Weichenstellung: Die Veränderung des Transportweges des Glukagon-Rezeptors durch die Zelle verändert seine Signalwirkung
Helmholtz Munich Forscher identifizieren einen neuen Mechanismus, der die Glukagon-Rezeptor-Signalübertragung in der Leber durch dessen veränderte Lokalisation in der Zelle beeinflusst.
Eine Gruppe von Forscher:innen des Helmholtz Munich Instituts für Diabetes und Krebs (IDC) hat eine neue Strategie entwickelt, um die Signalübertragung des Glukagon-Rezeptors in der Leber zu verändern, indem sie dessen Transport in der Zelle beeinflussen. Glukagon ist ein Peptidhormon, welches für das Glukose-Gleichgewicht und somit für die Regulierung des Blutzuckerspiegels verantwortlich ist. Der neuartige Ansatz bietet ein therapeutisches Potenzial für die Behandlung von Typ-2-Diabetes, indem die Wirkung von Glukagon auf den Glukose- und Fettstoffwechsel entkoppelt wird.

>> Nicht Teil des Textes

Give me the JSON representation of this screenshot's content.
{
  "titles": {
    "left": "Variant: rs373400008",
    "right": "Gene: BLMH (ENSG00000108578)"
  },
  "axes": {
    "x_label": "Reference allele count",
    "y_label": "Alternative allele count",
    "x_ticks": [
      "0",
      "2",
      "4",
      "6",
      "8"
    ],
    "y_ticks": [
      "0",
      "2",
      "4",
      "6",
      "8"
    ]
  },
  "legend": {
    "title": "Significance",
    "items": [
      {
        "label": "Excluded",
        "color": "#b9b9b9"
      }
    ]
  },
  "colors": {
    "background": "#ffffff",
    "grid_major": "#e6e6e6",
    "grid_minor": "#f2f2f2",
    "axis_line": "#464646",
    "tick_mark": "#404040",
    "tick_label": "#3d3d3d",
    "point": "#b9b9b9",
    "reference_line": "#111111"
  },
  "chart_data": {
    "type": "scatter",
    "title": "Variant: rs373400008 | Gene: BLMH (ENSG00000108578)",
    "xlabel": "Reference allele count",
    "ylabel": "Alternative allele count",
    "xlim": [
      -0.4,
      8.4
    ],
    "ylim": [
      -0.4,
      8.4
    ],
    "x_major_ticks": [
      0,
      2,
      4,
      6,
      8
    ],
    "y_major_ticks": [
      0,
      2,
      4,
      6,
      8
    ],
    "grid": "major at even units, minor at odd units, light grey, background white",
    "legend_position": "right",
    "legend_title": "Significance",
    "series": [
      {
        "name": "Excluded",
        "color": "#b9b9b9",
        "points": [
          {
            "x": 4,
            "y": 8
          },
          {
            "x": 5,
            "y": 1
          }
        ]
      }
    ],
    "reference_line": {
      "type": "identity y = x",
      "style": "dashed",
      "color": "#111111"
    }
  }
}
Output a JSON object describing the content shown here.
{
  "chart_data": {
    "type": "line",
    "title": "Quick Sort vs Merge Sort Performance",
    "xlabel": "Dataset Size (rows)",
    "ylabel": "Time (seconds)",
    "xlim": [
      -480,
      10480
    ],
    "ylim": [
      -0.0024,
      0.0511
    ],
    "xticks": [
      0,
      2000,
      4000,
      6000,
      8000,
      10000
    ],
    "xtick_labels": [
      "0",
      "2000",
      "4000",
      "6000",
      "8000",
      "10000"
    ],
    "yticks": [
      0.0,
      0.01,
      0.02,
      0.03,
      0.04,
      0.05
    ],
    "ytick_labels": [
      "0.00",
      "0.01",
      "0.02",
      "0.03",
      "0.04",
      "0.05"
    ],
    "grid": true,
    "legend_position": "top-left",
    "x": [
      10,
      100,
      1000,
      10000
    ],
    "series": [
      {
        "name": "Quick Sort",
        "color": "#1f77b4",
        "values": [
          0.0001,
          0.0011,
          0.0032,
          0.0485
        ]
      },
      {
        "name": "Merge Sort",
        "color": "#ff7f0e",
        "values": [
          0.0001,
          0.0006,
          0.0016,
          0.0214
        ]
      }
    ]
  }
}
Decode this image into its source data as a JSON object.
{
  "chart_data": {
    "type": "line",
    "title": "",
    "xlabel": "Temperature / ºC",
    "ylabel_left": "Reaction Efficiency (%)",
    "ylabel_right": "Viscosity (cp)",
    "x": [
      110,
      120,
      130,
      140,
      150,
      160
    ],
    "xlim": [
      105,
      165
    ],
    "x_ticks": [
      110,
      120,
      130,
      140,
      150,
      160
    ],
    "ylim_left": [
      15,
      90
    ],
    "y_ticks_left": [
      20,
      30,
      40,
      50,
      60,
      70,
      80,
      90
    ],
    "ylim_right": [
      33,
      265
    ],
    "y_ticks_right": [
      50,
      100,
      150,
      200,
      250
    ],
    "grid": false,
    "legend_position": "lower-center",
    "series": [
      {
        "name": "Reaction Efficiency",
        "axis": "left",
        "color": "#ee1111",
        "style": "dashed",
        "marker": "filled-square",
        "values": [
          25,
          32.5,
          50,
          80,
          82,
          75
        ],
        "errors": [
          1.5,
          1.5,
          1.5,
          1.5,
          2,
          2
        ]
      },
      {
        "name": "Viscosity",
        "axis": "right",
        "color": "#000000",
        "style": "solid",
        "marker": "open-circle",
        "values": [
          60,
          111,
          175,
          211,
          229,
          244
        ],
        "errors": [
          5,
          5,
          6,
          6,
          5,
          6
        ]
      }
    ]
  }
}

Während Hungerperioden zirkuliert das Hormon Glukagon durch den Körper, um gespeicherte Glukose und Lipide (Fette) aus der Leber freizusetzen und ihren Abbau einzuleiten. Durch diesen Prozess wird Energie bereitgestellt. Ob und wie die Nutzung der beiden Energiequellen (Glukose und Lipide) unabhängig voneinander aktiviert werden kann, war bisher nicht bekannt. In einer Studie von Revathi Sekar, Karsten Motzler und ihren Kolleg:innen, wurde nun festgestellt, dass die Verminderung des Proteins Vps37a aus der Leber die Lokalisierung des Glukagon-Rezeptors in der Zelle verändert. Dadurch wird eine erhöhte Aktivierung des Glukose-Stoffwechsels an den intrazellulären Membranen ermöglicht, ohne Lipide zu beeinflussen.
Vps37a kontrolliert den Transport des Glukagon-Rezeptors in der Zelle
Die Leber ist das wichtigste Organ, welches für die Aufrechterhaltung eines ausgeglichenen Blutzuckerspiegels während des Fastens erforderlich ist. Induziert durch externe Signale – beispielsweise durch Glukagon – setzt sie gespeicherte Glukose frei und sorgt somit für ein Gleichgewicht. Bei Typ-2-Diabetes wird dieser Stoffwechselweg jedoch überaktiviert, was dazu führt, dass die Leber trotz eines bereits hohen Blutzuckerspiegels weiterhin Glukose produziert. Dieser Zustand wird als Hyperglykämie bezeichnet. Die pharmakologische Hemmung der Glukagon-Wirkung in der Leber hat sich jedoch als schwierig erwiesen, da Glukagon nicht nur die Glukose-Produktion reguliert, sondern auch den Fettabbau in der Leber verursacht. Die Blockierung der Glukagon-Wirkung hat daher als negative Nebenwirkung, dass sich Lipide in der Leber anhäufen. Das Forscherteam um PD Dr. Anja Zeigerer, Gruppenleiterin am IDC, hat nun eine neue Strategie gefunden, um die beiden Stoffwechselwege zu trennen. Das Team schaffte es, in den intrazellulären Transport und die Signalwege des Glukagon-Rezeptors einzugreifen und belebte somit den Glukagon-Antagonismus als potenzielle Behandlung für Typ-2-Diabetes wieder.
Bedarf an neuen Behandlungsmöglichkeiten
Die Anzahl an Adipositas Krankheitsfällen und dem damit verbundenem Typ-2-Diabetes nimmt stark zu. Da jedoch nicht alle Patient:innen gleichermaßen auf die bereits vorhandenen Therapien ansprechen, sind weitere Behandlungsmöglichkeiten erforderlich. Die Studie der Erstautoren Revathi Sekar und Karsten Motzler sowie ihrer Kolleg:innen erweitert den derzeitigen Behandlungshorizont, indem sie einen eleganten Weg zur effektiven Senkung des Blutzuckerspiegels durch die Hemmung von Glukagon aufzeigt, ohne lipidbedingte Nebenwirkungen auszulösen.